The fact is though that there are a number of them that have sailed the seas for a long time. Hartley in New Zealand designed a whole host of them.
If you just want to get out on the water then by all means give a ferro a try. It won''t break any records and if you are only out there to cruise who cares. Provided it doesn''t leak and gives you what you want that is all that matters. They are cheap enough because of the public prejudice but at the other end when you go to sell you''ll probably drop a lot of cash too.
People being what they are therefore tend to avoid them like the plague. They are often built by amateurs and unlike steel boats which often built the same way the workmanship on ferro boats is hard to detect and more expensive to fix.
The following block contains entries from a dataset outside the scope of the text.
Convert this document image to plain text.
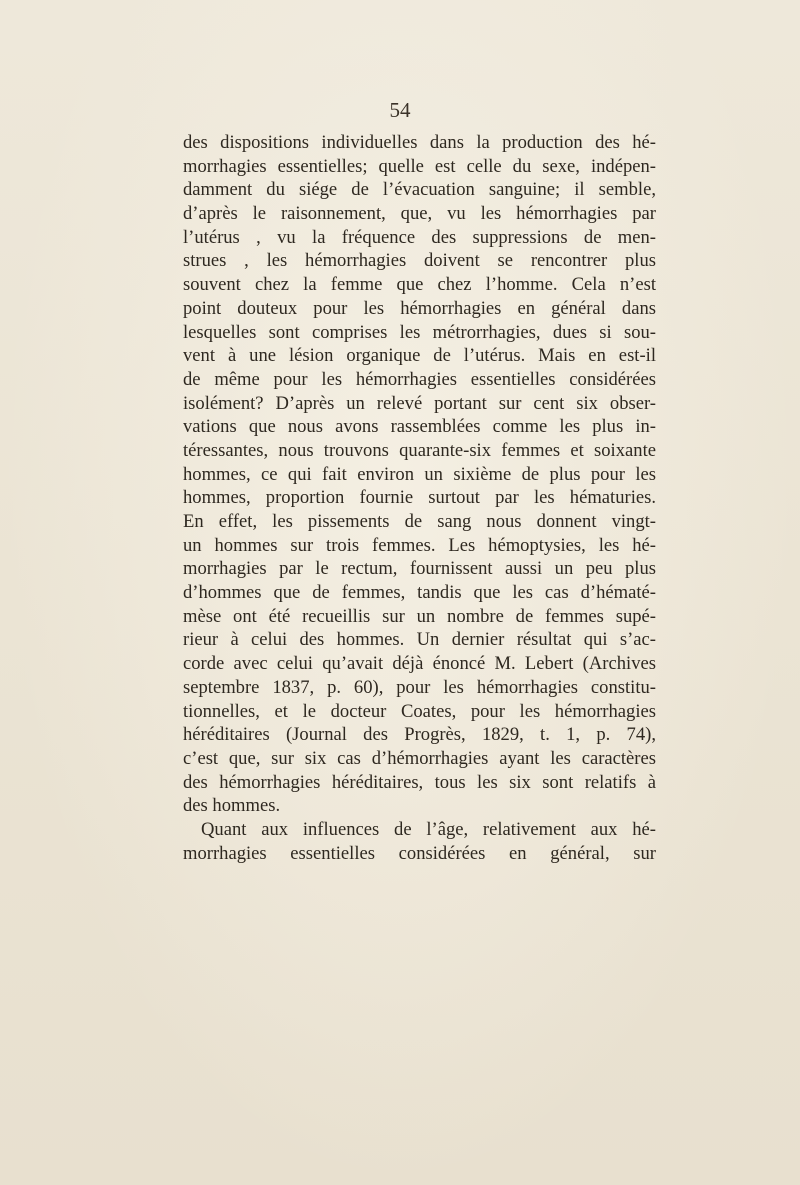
54
des dispositions individuelles dans la production des hé-
morrhagies essentielles; quelle est celle du sexe, indépen-
damment du siége de l’évacuation sanguine; il semble,
d’après le raisonnement, que, vu les hémorrhagies par
l’utérus , vu la fréquence des suppressions de men-
strues , les hémorrhagies doivent se rencontrer plus
souvent chez la femme que chez l’homme. Cela n’est
point douteux pour les hémorrhagies en général dans
lesquelles sont comprises les métrorrhagies, dues si sou-
vent à une lésion organique de l’utérus. Mais en est-il
de même pour les hémorrhagies essentielles considérées
isolément? D’après un relevé portant sur cent six obser-
vations que nous avons rassemblées comme les plus in-
téressantes, nous trouvons quarante-six femmes et soixante
hommes, ce qui fait environ un sixième de plus pour les
hommes, proportion fournie surtout par les hématuries.
En effet, les pissements de sang nous donnent vingt-
un hommes sur trois femmes. Les hémoptysies, les hé-
morrhagies par le rectum, fournissent aussi un peu plus
d’hommes que de femmes, tandis que les cas d’hématé-
mèse ont été recueillis sur un nombre de femmes supé-
rieur à celui des hommes. Un dernier résultat qui s’ac-
corde avec celui qu’avait déjà énoncé M. Lebert (Archives
septembre 1837, p. 60), pour les hémorrhagies constitu-
tionnelles, et le docteur Coates, pour les hémorrhagies
héréditaires (Journal des Progrès, 1829, t. 1, p. 74),
c’est que, sur six cas d’hémorrhagies ayant les caractères
des hémorrhagies héréditaires, tous les six sont relatifs à
des hommes.
Quant aux influences de l’âge, relativement aux hé-
morrhagies essentielles considérées en général, sur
So if you have been getting advice along those lines maybe you should heed it. Long term if you are really intent on sailing then rock boats as they are sometimes referred to are not for you.
Go smaller if there is a problem with cash and go safe by buying a well recognised production hull if you can get it.
Hey and if that doesn''t convince you then hell just buy a ferro boat anyway. Sometimes we are all too conservative for our own good!